Eli is also very lucky to be part of an Early Intervention playgroup where he spends 90 minutes a week with 9 other kids and 5 OTs having all of his senses stimulated while experts work through the rough spots. For the first several weeks they gave the kids cheese as a snack because it's one of the things that tends to trigger Eli. Last week I watched him through the one-way mirror as they asked him if he wanted crackers or apples. His response? "No cheese this week!" You can't put anything past my boy.

In the fall he'll start Hippotherapy, which is basically work with an OT while he's on a pony. How fun is that?! But the smells of the stable and the texture of the horse and the movement of the ride - these will all be fantastic for him.

There are some days where I feel like all of this is much ado about nothing. I mean, he'll grow out of it, right? But what I always came back to was the worry that he wouldn't outgrow his trouble with smells and I'd have to send him off to school, knowing he'd end up in the stinky cafeteria. Knowing that if the smell bothered him enough, he'd get sick. And knowing that if he got sick, he might be embarrassed or - worse - be made fun of. That was enough to cause me to request the help.

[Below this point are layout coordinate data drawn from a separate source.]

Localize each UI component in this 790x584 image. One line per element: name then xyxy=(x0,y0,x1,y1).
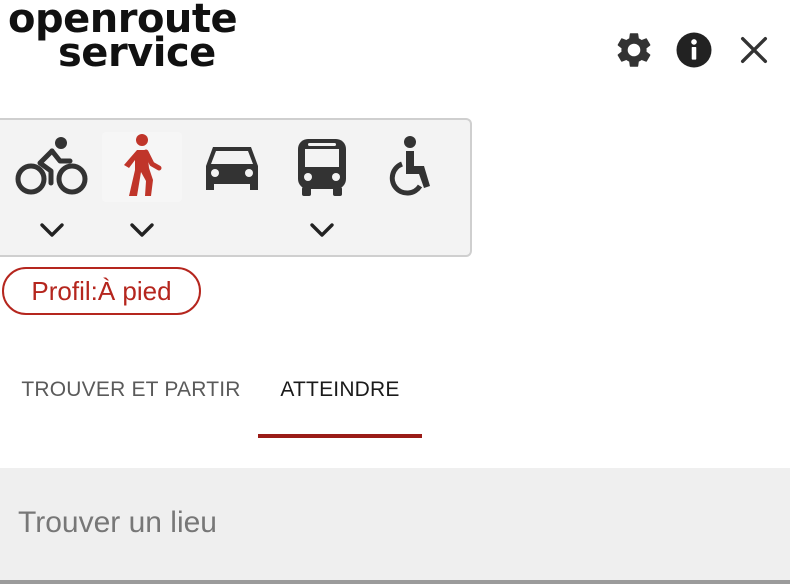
profile-wheelchair[interactable] xyxy=(368,120,456,257)
tab-label: ATTEINDRE xyxy=(280,378,400,401)
profile-car[interactable] xyxy=(188,120,276,257)
profile-chip[interactable]: Profil:À pied xyxy=(2,267,201,315)
tab-reach[interactable]: ATTEINDRE xyxy=(258,372,422,438)
info-icon xyxy=(676,32,712,68)
walk-icon xyxy=(124,134,162,196)
header-actions xyxy=(612,28,776,72)
bike-options-toggle[interactable] xyxy=(37,218,67,242)
info-button[interactable] xyxy=(672,28,716,72)
chevron-down-icon xyxy=(310,223,334,237)
car-icon xyxy=(206,147,258,190)
bus-options-toggle[interactable] xyxy=(307,218,337,242)
close-button[interactable] xyxy=(732,28,776,72)
profile-chip-label: Profil:À pied xyxy=(31,275,172,306)
active-tab-indicator xyxy=(258,434,422,438)
search-input[interactable] xyxy=(0,468,790,584)
profile-selector xyxy=(0,118,472,257)
profile-bike[interactable] xyxy=(8,120,96,257)
profile-walk[interactable] xyxy=(98,120,186,257)
openrouteservice-logo[interactable]: openroute service xyxy=(8,0,238,73)
close-icon xyxy=(740,36,768,64)
tab-label: TROUVER ET PARTIR xyxy=(21,378,241,401)
settings-button[interactable] xyxy=(612,28,656,72)
bus-icon xyxy=(298,139,346,196)
walk-options-toggle[interactable] xyxy=(127,218,157,242)
page: openroute service Profil:À pied TROUVER … xyxy=(0,0,790,584)
bike-icon xyxy=(15,137,88,195)
chevron-down-icon xyxy=(40,223,64,237)
profile-bus[interactable] xyxy=(278,120,366,257)
chevron-down-icon xyxy=(130,223,154,237)
gear-icon xyxy=(617,33,651,67)
wheelchair-icon xyxy=(389,136,430,196)
tab-find-and-go[interactable]: TROUVER ET PARTIR xyxy=(10,372,252,438)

And, as you can see from the picture, things seem to be working. He still has plenty that he doesn't like but look at my boy in his collared shirt! Just look at him! What a little man.

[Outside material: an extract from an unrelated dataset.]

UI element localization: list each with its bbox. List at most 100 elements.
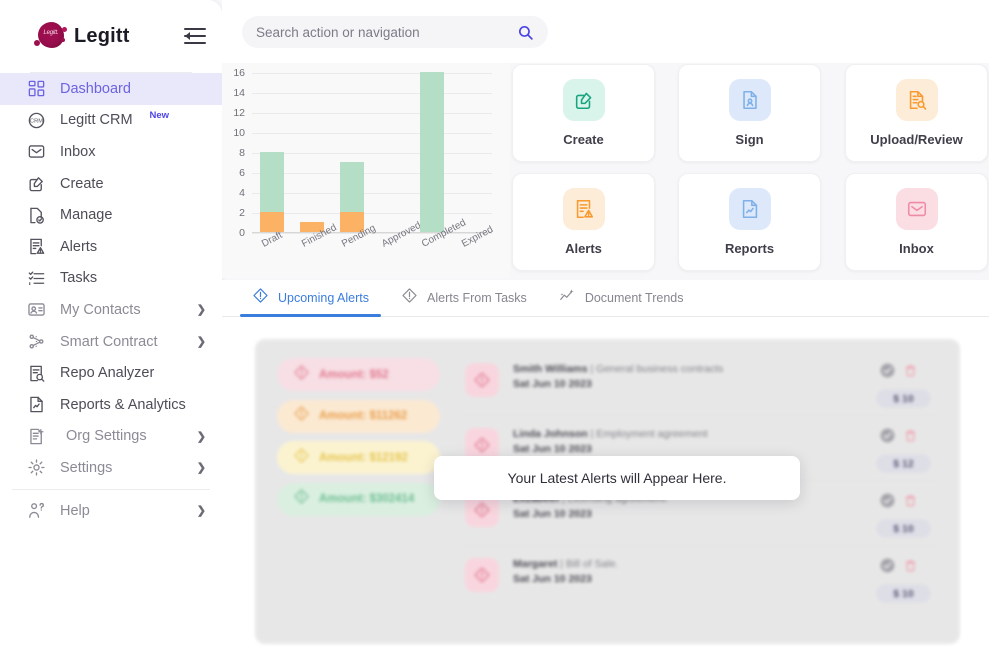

It has been on my mind since I started this blog that I wanted to post some details about all of this. When Eli first started having trouble with smells I googled the heck out the problem and came up with nothing. I didn't have a name for it so I stuck to search terms like gag, gagging, smells, etc., and the only thing I found was an old post to a message board - probably four or five years old - from a mother with the same problem. Sadly, no one had responded to her question. So my hope is that if someone else has the same trouble we do and they're not sure what to call it and not sure where to turn with it, they'll come across my post and know immediately that they aren't alone and that there is something that they can do. So I'm putting out there to the blogosphere, and even if it forever stays with "0 Comments" just below it, I won't care. It needed to be said.

2 comments:

Anna said...

Great post--sounds like you've got great tools to help him.

And do you read amalah? Her little boy has sensory processing disorder, which for him seems to be mostly about delayed speech. She's been posting a lot about it this month, her son is newly diagnosed.

http://www.amalah.com/amalah/2007/07/a-different-kin.html

Karen said...

Anna, I feel like a recluse who's been alone too long. Like I should be frantically hiding old newspapers under couch cushions and putting dirty dishes in the sink where they belong. I've been alone here for a while! Thank you for coming by.

Thank you, also, for directing me to Amalah's blog. I just paid a visit and left her a comment. I'll be back over there because it's nice to feel connected to someone else with all of this.